Hello,
I’m investigating the root cause and possible ways to fix an issue with my Jenkins setup.
I have a configuration where on-premise agents connect to Jenkins via WebSocket agents. The agents run on Linux (Ubuntu Server) and macOS.
Jenkins is deployed to an EKS cluster via a Helm chart and is exposed through an NGINX Ingress Controller, which is behind an AWS Network Load Balancer (NLB).
Jenkins Version 2.492.3
Problem: Agent’s connection is abruptly terminated (TCP RST or timeout), then the agent immediately attempts to reconnect. However, the Jenkins server still believes the old connection is active and rejects the new connection with:
org.jenkinsci.remoting.protocol.impl.ConnectionRefusalException: <agent-name> is already connected to this controller. Rejecting this connection.
at jenkins.agents.WebSocketAgents.doIndex(WebSocketAgents.java:107)
This results in HTTP 500 errors on /wsagents/ endpoint.
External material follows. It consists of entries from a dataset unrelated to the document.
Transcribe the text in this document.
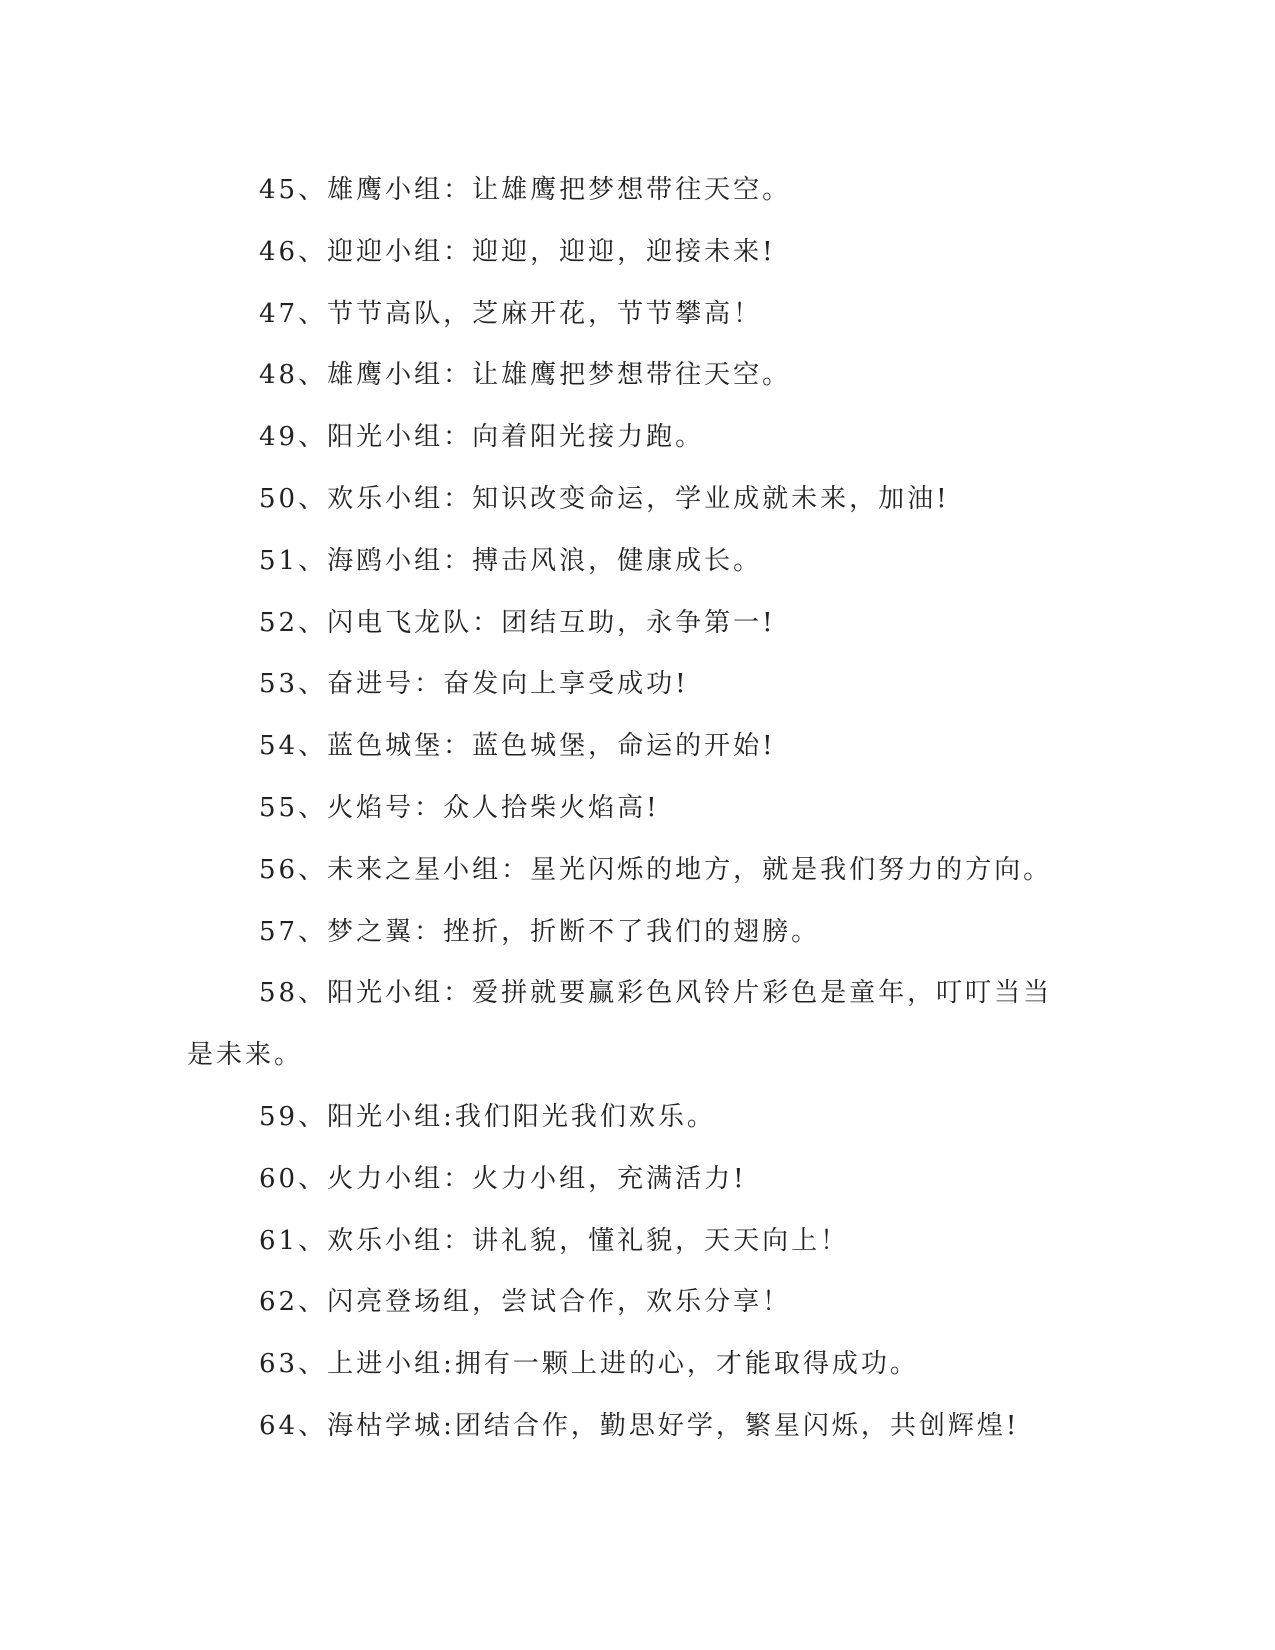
45、雄鹰小组：让雄鹰把梦想带往天空。

46、迎迎小组：迎迎，迎迎，迎接未来!

47、节节高队，芝麻开花，节节攀高！

48、雄鹰小组：让雄鹰把梦想带往天空。

49、阳光小组：向着阳光接力跑。

50、欢乐小组：知识改变命运，学业成就未来，加油!

51、海鸥小组：搏击风浪，健康成长。

52、闪电飞龙队：团结互助，永争第一!

53、奋进号：奋发向上享受成功!

54、蓝色城堡：蓝色城堡，命运的开始!

55、火焰号：众人拾柴火焰高!

56、未来之星小组：星光闪烁的地方，就是我们努力的方向。

57、梦之翼：挫折，折断不了我们的翅膀。

58、阳光小组：爱拼就要赢彩色风铃片彩色是童年，叮叮当当是未来。

59、阳光小组:我们阳光我们欢乐。

60、火力小组：火力小组，充满活力!

61、欢乐小组：讲礼貌，懂礼貌，天天向上！

62、闪亮登场组，尝试合作，欢乐分享！

63、上进小组:拥有一颗上进的心，才能取得成功。

64、海枯学城:团结合作，勤思好学，繁星闪烁，共创辉煌!
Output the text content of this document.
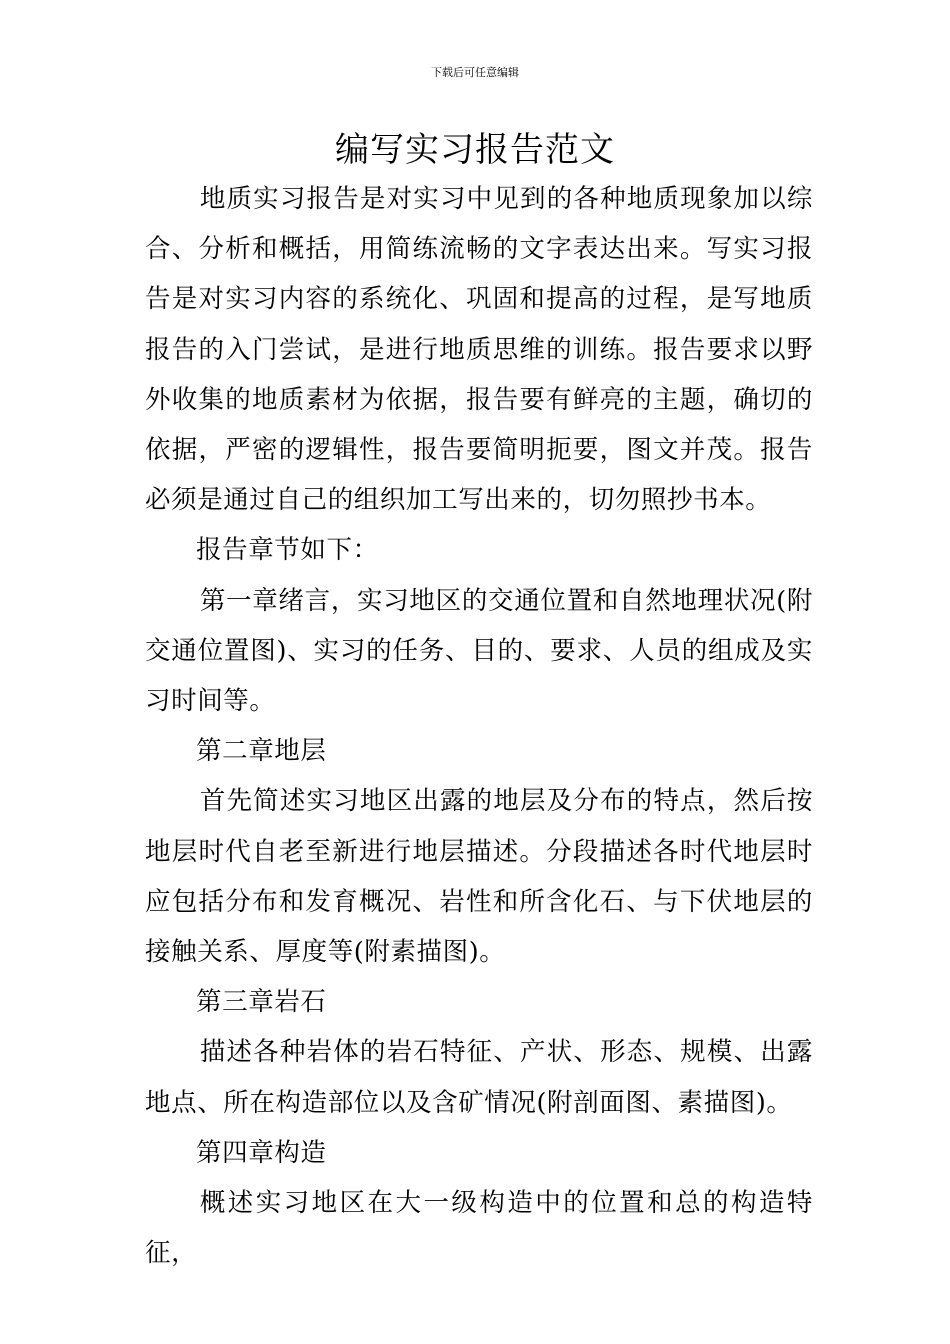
下载后可任意编辑
编写实习报告范文

地质实习报告是对实习中见到的各种地质现象加以综合、分析和概括，用简练流畅的文字表达出来。写实习报告是对实习内容的系统化、巩固和提高的过程，是写地质报告的入门尝试，是进行地质思维的训练。报告要求以野外收集的地质素材为依据，报告要有鲜亮的主题，确切的依据，严密的逻辑性，报告要简明扼要，图文并茂。报告必须是通过自己的组织加工写出来的，切勿照抄书本。

报告章节如下：

第一章绪言，实习地区的交通位置和自然地理状况(附交通位置图)、实习的任务、目的、要求、人员的组成及实习时间等。

第二章地层

首先简述实习地区出露的地层及分布的特点，然后按地层时代自老至新进行地层描述。分段描述各时代地层时应包括分布和发育概况、岩性和所含化石、与下伏地层的接触关系、厚度等(附素描图)。

第三章岩石

描述各种岩体的岩石特征、产状、形态、规模、出露地点、所在构造部位以及含矿情况(附剖面图、素描图)。

第四章构造

概述实习地区在大一级构造中的位置和总的构造特征，
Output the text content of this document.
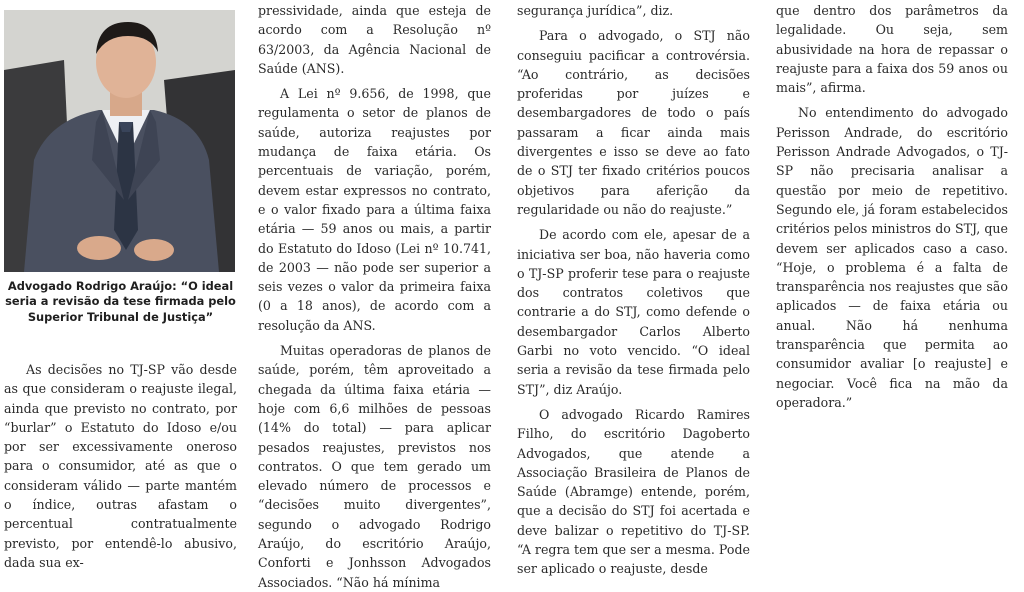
Advogado Rodrigo Araújo: “O ideal seria a revisão da tese firmada pelo Superior Tribunal de Justiça”

As decisões no TJ-SP vão desde as que consideram o reajuste ilegal, ainda que previsto no contrato, por “burlar” o Estatuto do Idoso e/ou por ser excessivamente oneroso para o consumidor, até as que o consideram válido — parte mantém o índice, outras afastam o percentual contratualmente previsto, por entendê-lo abusivo, dada sua ex-

pressividade, ainda que esteja de acordo com a Resolução nº 63/2003, da Agência Nacional de Saúde (ANS).

A Lei nº 9.656, de 1998, que regulamenta o setor de planos de saúde, autoriza reajustes por mudança de faixa etária. Os percentuais de variação, porém, devem estar expressos no contrato, e o valor fixado para a última faixa etária — 59 anos ou mais, a partir do Estatuto do Idoso (Lei nº 10.741, de 2003 — não pode ser superior a seis vezes o valor da primeira faixa (0 a 18 anos), de acordo com a resolução da ANS.

Muitas operadoras de planos de saúde, porém, têm aproveitado a chegada da última faixa etária — hoje com 6,6 milhões de pessoas (14% do total) — para aplicar pesados reajustes, previstos nos contratos. O que tem gerado um elevado número de processos e “decisões muito divergentes”, segundo o advogado Rodrigo Araújo, do escritório Araújo, Conforti e Jonhsson Advogados Associados. “Não há mínima

segurança jurídica”, diz.

Para o advogado, o STJ não conseguiu pacificar a controvérsia. “Ao contrário, as decisões proferidas por juízes e desembargadores de todo o país passaram a ficar ainda mais divergentes e isso se deve ao fato de o STJ ter fixado critérios poucos objetivos para aferição da regularidade ou não do reajuste.”

De acordo com ele, apesar de a iniciativa ser boa, não haveria como o TJ-SP proferir tese para o reajuste dos contratos coletivos que contrarie a do STJ, como defende o desembargador Carlos Alberto Garbi no voto vencido. “O ideal seria a revisão da tese firmada pelo STJ”, diz Araújo.

O advogado Ricardo Ramires Filho, do escritório Dagoberto Advogados, que atende a Associação Brasileira de Planos de Saúde (Abramge) entende, porém, que a decisão do STJ foi acertada e deve balizar o repetitivo do TJ-SP. “A regra tem que ser a mesma. Pode ser aplicado o reajuste, desde

que dentro dos parâmetros da legalidade. Ou seja, sem abusividade na hora de repassar o reajuste para a faixa dos 59 anos ou mais”, afirma.

No entendimento do advogado Perisson Andrade, do escritório Perisson Andrade Advogados, o TJ-SP não precisaria analisar a questão por meio de repetitivo. Segundo ele, já foram estabelecidos critérios pelos ministros do STJ, que devem ser aplicados caso a caso. “Hoje, o problema é a falta de transparência nos reajustes que são aplicados — de faixa etária ou anual. Não há nenhuma transparência que permita ao consumidor avaliar [o reajuste] e negociar. Você fica na mão da operadora.”
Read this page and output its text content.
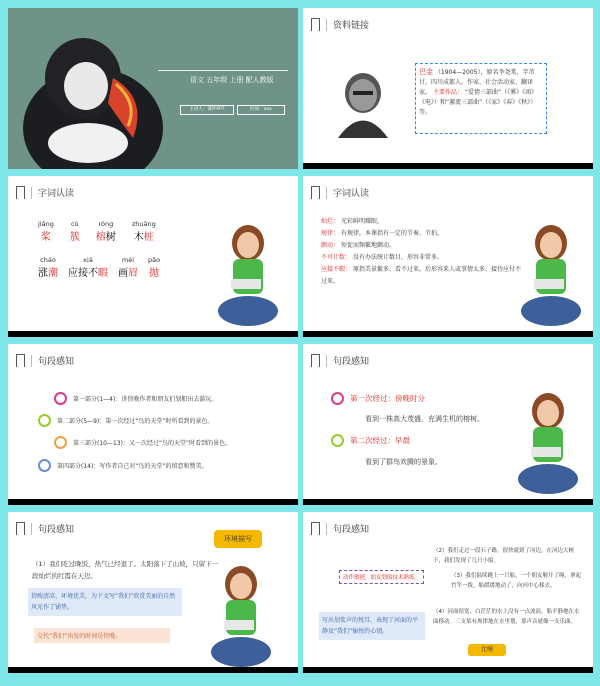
语文 五年级 上册 配人教版
主讲人：课件PPT	时间：xxx
资料链接
巴金 （1904—2005），原名李尧棠，字芾甘，四川成都人。作家、社会活动家、翻译家。 主要作品： “爱情三部曲”（《雾》《雨》《电》）和“激流三部曲”（《家》《春》《秋》）等。
字词认读
jiǎng
桨
cù
簇
róng
榕树
zhuāng
木桩
cháo
涨潮
xiá
应接不暇
méi
画眉
pāo
抛
字词认读
灿烂： 光彩鲜明耀眼。
规律： 有规律。本课指有一定的节奏、节拍。
颤动： 短促而频繁地颤动。
不可计数： 没有办法统计数目，形容非常多。
应接不暇： 原指美景繁多，看不过来。后形容来人或事情太多，接待应付不过来。
句段感知
第一部分(1—4)：讲傍晚作者和朋友们划船出去游玩。
第二部分(5—9)：第一次经过“鸟的天堂”时所看到的景色。
第三部分(10—13)：又一次经过“鸟的天堂”时看到的景色。
第四部分(14)：写作者自己对“鸟的天堂”的留恋和赞美。
句段感知
第一次经过：傍晚时分
看到一株高大茂盛、充满生机的榕树。
第二次经过：早晨
看到了群鸟欢腾的景象。
句段感知
环境描写
（1）我们吃过晚饭，热气已经退了。太阳落下了山坡，只留下一段灿烂的红霞在天边。
傍晚清凉、环境优美，为下文写“我们”欣赏美丽的自然风光作了铺垫。
交代“我们”出发的时间是傍晚。
句段感知
（2）我们走过一段石子路，很快就到了河边。在河边大树下，我们发现了几只小船。
动作敏捷，朋友划船技术熟练。	（3）我们陆续跳上一只船。一个朋友解开了绳，拿起竹竿一拨，船缓缓地动了，向河中心移去。
写出划浆声的悦耳，表现了河面的平静及“我们”愉悦的心情。
（4）河面很宽，白茫茫的水上没有一点波浪。船平静地在水面移动。三支桨有规律地在水里划，那声音就像一支乐曲。
比喻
Agents retry with exponential backoff (1s, 3s, 7s, 10s max) but continue failing until Jenkins eventually detects the stale connection (2-6 minutes).
I have multiple sites with on-premise agents, and the issue reproduces across all of them, so it’s unlikely to be a network problem isolated to a single location.
The behavior is sporadic. For instance, a site may have 30+ on-premise agents, but during an incident, only a subset of agents is impacted.
Agent-side error:
java.io.IOException: Connection reset
at java.base/sun.nio.ch.UnixAsynchronousSocketChannelImpl.finishRead(UnixAsynchronousSocketChannelImpl.java:425)
at java.base/sun.nio.ch.UnixAsynchronousSocketChannelImpl.finish(UnixAsynchronousSocketChannelImpl.java:195)
at java.base/sun.nio.ch.UnixAsynchronousSocketChannelImpl.onEvent(UnixAsynchronousSocketChannelImpl.java:217)
at java.base/sun.nio.ch.KQueuePort$EventHandlerTask.run(KQueuePort.java:312)
at java.base/java.lang.Thread.run(Thread.java:1583)
As Ubuntu Server is used for the Linux agents, I found such an issue where java service can be restarted without user approval, so it could cause a reconnect process, but then I realized that the same is happening with macOS agents.
Impact:
Recovery time: 2 seconds to 6+ minutes, depending on when Jenkins detects a stale connection
Affects agents across multiple offices (not location-specific)
I will appreciate any help with this strange behaviour